Тайна гибели адмирала Макарова - читать онлайн бесплатно полную версию книги . Страница 22

- Нет. Я уже попросил прощения. Но я не помню, чтобы мы встречались, а он о чем-то таком упоминает.

- Да, мы виделись с ним на открытии Морской библиотеки, ты же не смог поехать, помнишь?

- Припоминаю, кажется.

- Не кажется, а точно. - Капитолина начинала сердиться. - Он заехал за мной на карете Адмиралтейства, а потом любезно отвез домой. Он очень галантен.

- Возможно, только у нас дурные отношения по службе, я уже говорил тебе.

- Твои служебные дела меня не касаются. Извини, я опаздываю.

И Макаров опять сидит за столом. Неподвижно. Да, она права, как женщина - что ей моя служба. Но почему Рожественский, он же его открытый недоброжелатель. Ладно, сказал сам себе Макаров, это пустяки. И подвинул к себе бумаги.
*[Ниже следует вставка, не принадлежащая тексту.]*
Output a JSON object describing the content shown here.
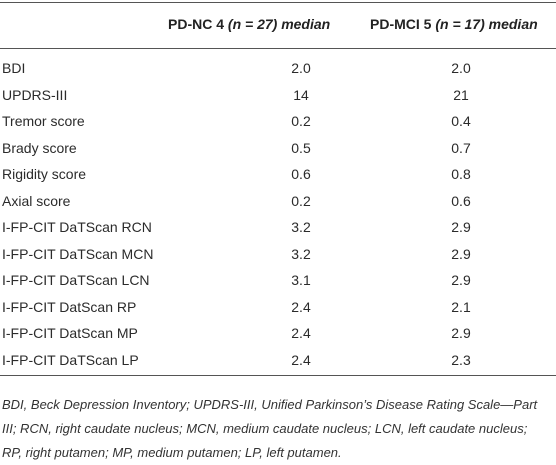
{
  "table": {
    "header": [
      {
        "main": "PD-NC 4 ",
        "sub": "(n = 27) median"
      },
      {
        "main": "PD-MCI 5 ",
        "sub": "(n = 17) median"
      }
    ],
    "rows": [
      [
        "BDI",
        "2.0",
        "2.0"
      ],
      [
        "UPDRS-III",
        "14",
        "21"
      ],
      [
        "Tremor score",
        "0.2",
        "0.4"
      ],
      [
        "Brady score",
        "0.5",
        "0.7"
      ],
      [
        "Rigidity score",
        "0.6",
        "0.8"
      ],
      [
        "Axial score",
        "0.2",
        "0.6"
      ],
      [
        "I-FP-CIT DaTScan RCN",
        "3.2",
        "2.9"
      ],
      [
        "I-FP-CIT DaTScan MCN",
        "3.2",
        "2.9"
      ],
      [
        "I-FP-CIT DaTScan LCN",
        "3.1",
        "2.9"
      ],
      [
        "I-FP-CIT DatScan RP",
        "2.4",
        "2.1"
      ],
      [
        "I-FP-CIT DatScan MP",
        "2.4",
        "2.9"
      ],
      [
        "I-FP-CIT DaTScan LP",
        "2.4",
        "2.3"
      ]
    ],
    "footnote": "BDI, Beck Depression Inventory; UPDRS-III, Unified Parkinson’s Disease Rating Scale—Part III; RCN, right caudate nucleus; MCN, medium caudate nucleus; LCN, left caudate nucleus; RP, right putamen; MP, medium putamen; LP, left putamen."
  }
}
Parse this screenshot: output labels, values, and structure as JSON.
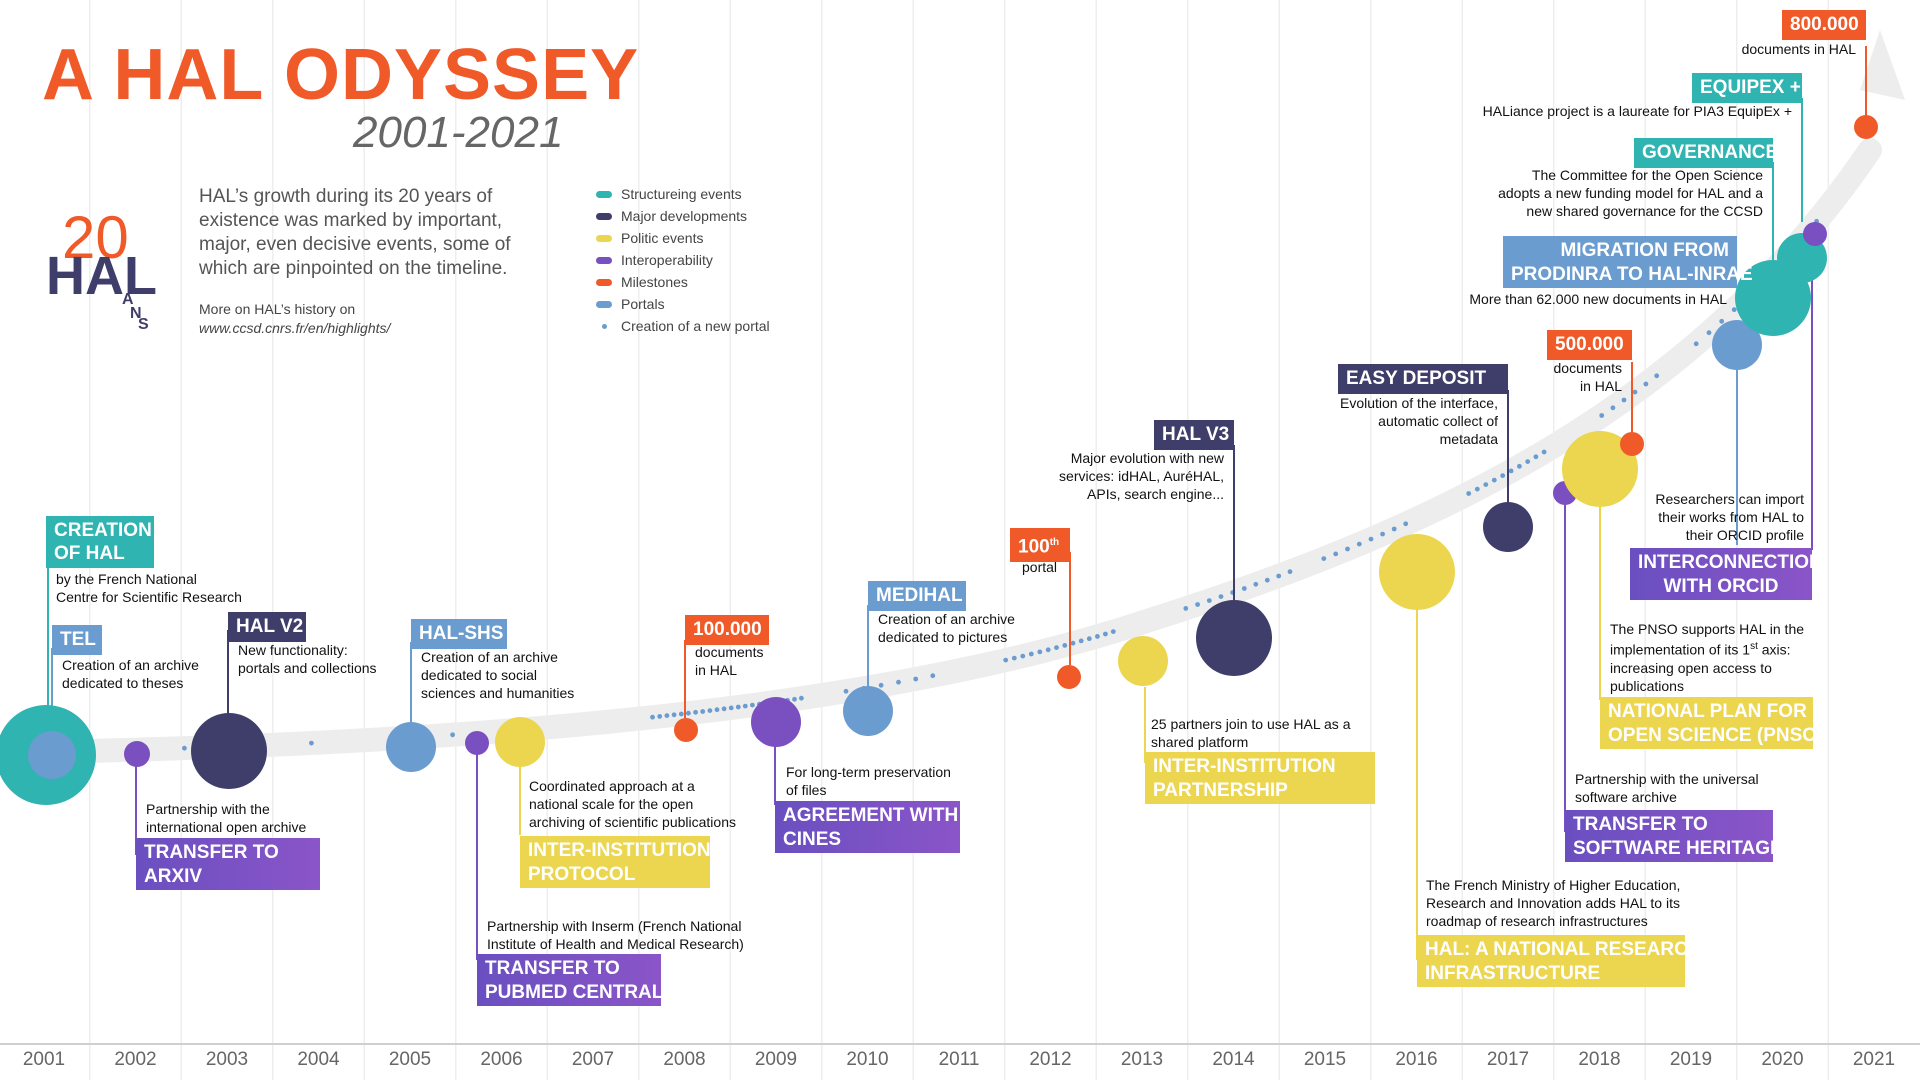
{
  "header": {
    "title": "A HAL ODYSSEY",
    "subtitle": "2001-2021",
    "intro": "HAL’s growth during its 20 years of existence was marked by important, major, even decisive events, some of which are pinpointed on the timeline.",
    "more_line1": "More on HAL’s history on",
    "more_url": "www.ccsd.cnrs.fr/en/highlights/"
  },
  "logo": {
    "digit": "20",
    "word": "HAL",
    "letters": [
      "A",
      "N",
      "S"
    ],
    "icon": "hal-20-ans-logo"
  },
  "colors": {
    "structuring": "#2fb4b1",
    "major": "#3f3e6b",
    "politic": "#ecd64f",
    "interop": "#7a4fc0",
    "milestone": "#ef5a28",
    "portal": "#6b9cd0",
    "orange_title": "#ef5a28"
  },
  "legend": [
    {
      "label": "Structureing events",
      "color": "#2fb4b1"
    },
    {
      "label": "Major developments",
      "color": "#3f3e6b"
    },
    {
      "label": "Politic events",
      "color": "#ecd64f"
    },
    {
      "label": "Interoperability",
      "color": "#7a4fc0"
    },
    {
      "label": "Milestones",
      "color": "#ef5a28"
    },
    {
      "label": "Portals",
      "color": "#6b9cd0"
    },
    {
      "label": "Creation of a new portal",
      "color": "#6b9cd0",
      "dot": true
    }
  ],
  "years": [
    "2001",
    "2002",
    "2003",
    "2004",
    "2005",
    "2006",
    "2007",
    "2008",
    "2009",
    "2010",
    "2011",
    "2012",
    "2013",
    "2014",
    "2015",
    "2016",
    "2017",
    "2018",
    "2019",
    "2020",
    "2021"
  ],
  "events": {
    "creation": {
      "title": "CREATION OF HAL",
      "desc": [
        "by the French National",
        "Centre for Scientific Research"
      ]
    },
    "tel": {
      "title": "TEL",
      "desc": [
        "Creation of an archive",
        "dedicated to theses"
      ]
    },
    "arxiv": {
      "title": [
        "TRANSFER TO",
        "ARXIV"
      ],
      "desc": [
        "Partnership with the",
        "international open archive"
      ]
    },
    "halv2": {
      "title": "HAL V2",
      "desc": [
        "New functionality:",
        "portals and collections"
      ]
    },
    "halshs": {
      "title": "HAL-SHS",
      "desc": [
        "Creation of an archive",
        "dedicated to social",
        "sciences and humanities"
      ]
    },
    "pubmed": {
      "title": [
        "TRANSFER TO",
        "PUBMED CENTRAL"
      ],
      "desc": [
        "Partnership with Inserm (French National",
        "Institute of Health and Medical Research)"
      ]
    },
    "protocol": {
      "title": [
        "INTER-INSTITUTION",
        "PROTOCOL"
      ],
      "desc": [
        "Coordinated approach at a",
        "national scale for the open",
        "archiving of scientific publications"
      ]
    },
    "m100k": {
      "title": "100.000",
      "desc": [
        "documents",
        "in HAL"
      ]
    },
    "cines": {
      "title": [
        "AGREEMENT WITH",
        "CINES"
      ],
      "desc": [
        "For long-term preservation",
        "of files"
      ]
    },
    "medihal": {
      "title": "MEDIHAL",
      "desc": [
        "Creation of an archive",
        "dedicated to pictures"
      ]
    },
    "portal100": {
      "title_num": "100",
      "title_sup": "th",
      "desc": "portal"
    },
    "partnership": {
      "title": [
        "INTER-INSTITUTION",
        "PARTNERSHIP"
      ],
      "desc": [
        "25 partners join to use HAL as a",
        "shared platform"
      ]
    },
    "halv3": {
      "title": "HAL V3",
      "desc": [
        "Major evolution with new",
        "services: idHAL, AuréHAL,",
        "APIs, search engine..."
      ]
    },
    "easy": {
      "title": "EASY DEPOSIT",
      "desc": [
        "Evolution  of the interface,",
        "automatic collect of",
        "metadata"
      ]
    },
    "infra": {
      "title": [
        "HAL: A NATIONAL RESEARCH",
        "INFRASTRUCTURE"
      ],
      "desc": [
        "The French Ministry of Higher Education,",
        "Research and Innovation adds HAL to its",
        "roadmap of research infrastructures"
      ]
    },
    "swh": {
      "title": [
        "TRANSFER TO",
        "SOFTWARE HERITAGE"
      ],
      "desc": [
        "Partnership with the  universal",
        "software archive"
      ]
    },
    "pnso": {
      "title": [
        "NATIONAL PLAN FOR",
        "OPEN SCIENCE (PNSO)"
      ],
      "desc_lines": [
        "The PNSO supports HAL in the",
        "implementation of its 1",
        "st",
        " axis:",
        "increasing open access to",
        "publications"
      ]
    },
    "m500k": {
      "title": "500.000",
      "desc": [
        "documents",
        "in HAL"
      ]
    },
    "orcid": {
      "title": [
        "INTERCONNECTION",
        "WITH ORCID"
      ],
      "desc": [
        "Researchers can import",
        "their works from HAL to",
        "their ORCID profile"
      ]
    },
    "migration": {
      "title": [
        "MIGRATION FROM",
        "PRODINRA TO HAL-INRAE"
      ],
      "desc": [
        "More than 62.000 new documents in HAL"
      ]
    },
    "governance": {
      "title": "GOVERNANCE",
      "desc": [
        "The Committee for the Open Science",
        "adopts a new funding model for HAL and a",
        "new shared governance for the CCSD"
      ]
    },
    "equipex": {
      "title": "EQUIPEX +",
      "desc": [
        "HALiance project is a laureate for PIA3 EquipEx +"
      ]
    },
    "m800k": {
      "title": "800.000",
      "desc": [
        "documents in HAL"
      ]
    }
  }
}
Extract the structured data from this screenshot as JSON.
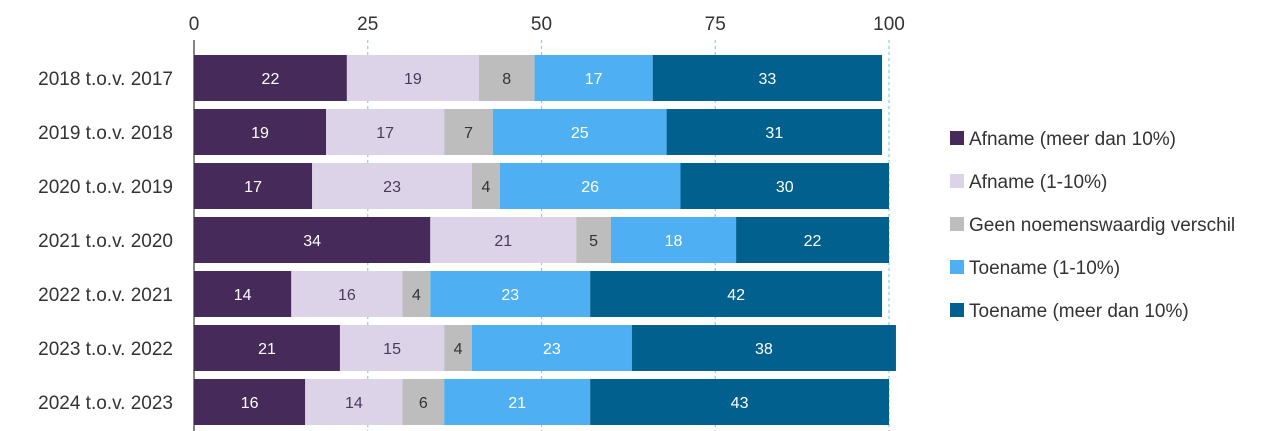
{
  "chart_data": {
    "type": "bar",
    "orientation": "horizontal",
    "stacked": true,
    "categories": [
      "2018 t.o.v. 2017",
      "2019 t.o.v. 2018",
      "2020 t.o.v. 2019",
      "2021 t.o.v. 2020",
      "2022 t.o.v. 2021",
      "2023 t.o.v. 2022",
      "2024 t.o.v. 2023"
    ],
    "series": [
      {
        "name": "Afname (meer dan 10%)",
        "color": "#452a5a",
        "label_color": "#ffffff",
        "values": [
          22,
          19,
          17,
          34,
          14,
          21,
          16
        ]
      },
      {
        "name": "Afname (1-10%)",
        "color": "#dcd3e9",
        "label_color": "#4a3a5a",
        "values": [
          19,
          17,
          23,
          21,
          16,
          15,
          14
        ]
      },
      {
        "name": "Geen noemenswaardig verschil",
        "color": "#bdbdbd",
        "label_color": "#333333",
        "values": [
          8,
          7,
          4,
          5,
          4,
          4,
          6
        ]
      },
      {
        "name": "Toename (1-10%)",
        "color": "#4eb0f2",
        "label_color": "#ffffff",
        "values": [
          17,
          25,
          26,
          18,
          23,
          23,
          21
        ]
      },
      {
        "name": "Toename (meer dan 10%)",
        "color": "#02608f",
        "label_color": "#ffffff",
        "values": [
          33,
          31,
          30,
          22,
          42,
          38,
          43
        ]
      }
    ],
    "xlim": [
      0,
      100
    ],
    "xticks": [
      0,
      25,
      50,
      75,
      100
    ],
    "xlabel": "",
    "ylabel": "",
    "title": "",
    "legend_position": "right",
    "grid": true
  }
}
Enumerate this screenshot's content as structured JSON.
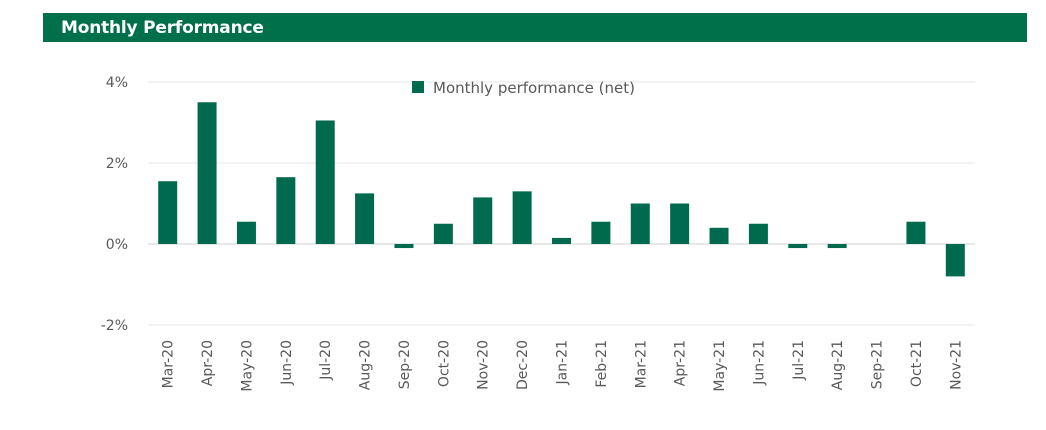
{
  "header": {
    "title": "Monthly Performance"
  },
  "colors": {
    "brand": "#00704a",
    "bar": "#006a4e",
    "axis_text": "#595959"
  },
  "chart_data": {
    "type": "bar",
    "title": "",
    "xlabel": "",
    "ylabel": "",
    "legend": {
      "placement": "top-center"
    },
    "grid": true,
    "ylim": [
      -2,
      4
    ],
    "yticks": [
      4,
      2,
      0,
      -2
    ],
    "ytick_labels": [
      "4%",
      "2%",
      "0%",
      "-2%"
    ],
    "categories": [
      "Mar-20",
      "Apr-20",
      "May-20",
      "Jun-20",
      "Jul-20",
      "Aug-20",
      "Sep-20",
      "Oct-20",
      "Nov-20",
      "Dec-20",
      "Jan-21",
      "Feb-21",
      "Mar-21",
      "Apr-21",
      "May-21",
      "Jun-21",
      "Jul-21",
      "Aug-21",
      "Sep-21",
      "Oct-21",
      "Nov-21"
    ],
    "series": [
      {
        "name": "Monthly performance (net)",
        "values": [
          1.55,
          3.5,
          0.55,
          1.65,
          3.05,
          1.25,
          -0.1,
          0.5,
          1.15,
          1.3,
          0.15,
          0.55,
          1.0,
          1.0,
          0.4,
          0.5,
          -0.1,
          -0.1,
          0.0,
          0.55,
          -0.8
        ]
      }
    ]
  }
}
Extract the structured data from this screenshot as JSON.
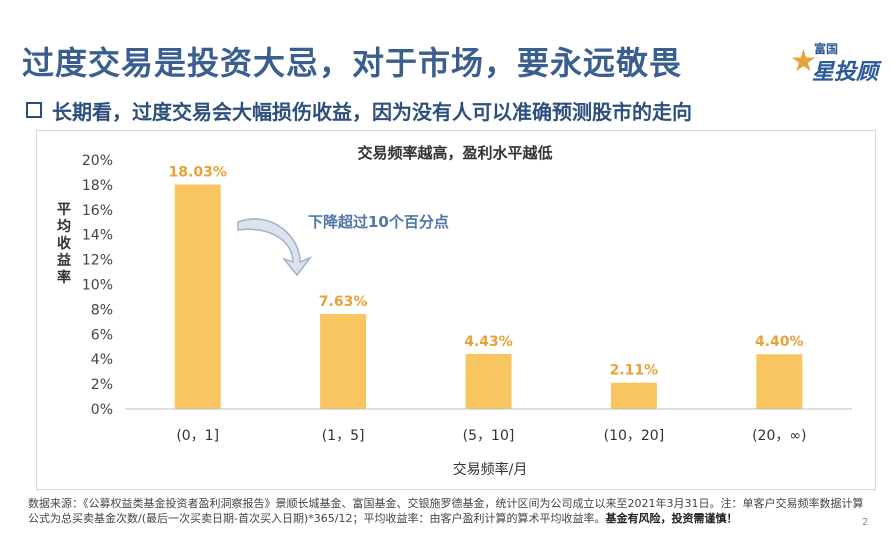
{
  "header": {
    "title": "过度交易是投资大忌，对于市场，要永远敬畏",
    "subtitle": "长期看，过度交易会大幅损伤收益，因为没有人可以准确预测股市的走向"
  },
  "logo": {
    "top": "富国",
    "main": "星投顾"
  },
  "annotation": "下降超过10个百分点",
  "chart_data": {
    "type": "bar",
    "title": "交易频率越高，盈利水平越低",
    "xlabel": "交易频率/月",
    "ylabel": "平均收益率",
    "categories": [
      "(0，1]",
      "(1，5]",
      "(5，10]",
      "(10，20]",
      "(20，∞)"
    ],
    "values": [
      18.03,
      7.63,
      4.43,
      2.11,
      4.4
    ],
    "value_labels": [
      "18.03%",
      "7.63%",
      "4.43%",
      "2.11%",
      "4.40%"
    ],
    "yticks": [
      "0%",
      "2%",
      "4%",
      "6%",
      "8%",
      "10%",
      "12%",
      "14%",
      "16%",
      "18%",
      "20%"
    ],
    "ylim": [
      0,
      20
    ],
    "grid": false,
    "bar_color": "#f9c560",
    "label_color": "#e8a23a"
  },
  "footer": {
    "source": "数据来源：《公募权益类基金投资者盈利洞察报告》景顺长城基金、富国基金、交银施罗德基金，统计区间为公司成立以来至2021年3月31日。注：单客户交易频率数据计算公式为总买卖基金次数/(最后一次买卖日期-首次买入日期)*365/12；平均收益率：由客户盈利计算的算术平均收益率。",
    "risk": "基金有风险，投资需谨慎！",
    "page": "2"
  }
}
Он, однако, и виду не подавал о всех своих многочисленных неурядицах. Напротив, он оставался деятелен, бодр и общителен. На Британских островах ему неоднократно приходилось по долгу службы бывать на разного рода официальных и полуофициальных приемах, выступать с речами. В одной такой речи на банкете английских судостроителей Макаров сказал:

- Джентльмены! Я был совершенно неожиданно приглашен на заседание, поэтому не приготовился что-нибудь говорить такому почтенному обществу, среди которого нахожусь теперь. Как иностранец, я нахожу, что вы очень странный народ: после того, как накормили и напоили за пятерых человек, заставляете еще говорить (смех), а при таких обстоятельствах это - довольно трудная вещь. Хотя я и адмирал русского флота, но в Ньюкасл приехал с мирными целями. Я надеюсь, что это будет приятно присутствующему архиепископу, как и подобает его сану, - я должен построить не военное судно для войны с какой бы то ни было державою, но для битв со льдами (аплодисменты). Когда я приехал в Ньюкасл, то я должен был что-либо сделать с судостроителями. Я изложил им свои требования, которые показались им очень трудными. Они уже знали, как трудно вести какие-либо дела с изобретателем, я-то именно и был этим самым изобретателем (смех). Я предполагаю, что предпочтительнее иметь тещу в доме, чем одного изобретателя в городе (смех). Я, конечно, надоел фирме, но они (господин Сван) всегда находили пути исполнять мои желания единственно потому, что их знания и практика стоят значительно выше всяких похвал.

Макаров никогда не забывал о том, что он прежде всего военный моряк. Во время своих посещений Англии он побывал на боевых кораблях британского флота, встречался с морскими офицерами, выступал с докладами на различные темы. В итоге он сделался весьма популярной в Англии фигурой. Один из его соратников, имея в виду те интриги и недоброжелательство, которые так часто сопутствовали Макарову на родине, с горечью писал: "Вообще англичане приятно и стыдно сказать - интересовались адмиралом Макаровым больше, чем его соотечественники русские...".

Девятнадцатого февраля 1899 года Макаров поднял на ледоколе коммерческий флаг. ("Ермак" был причислен к Министерству финансов и в состав военно-морского флота не входил.) Строительные хлопоты окончились, теперь предстояло первое испытание: 21 февраля "Ермак" вышел на родину.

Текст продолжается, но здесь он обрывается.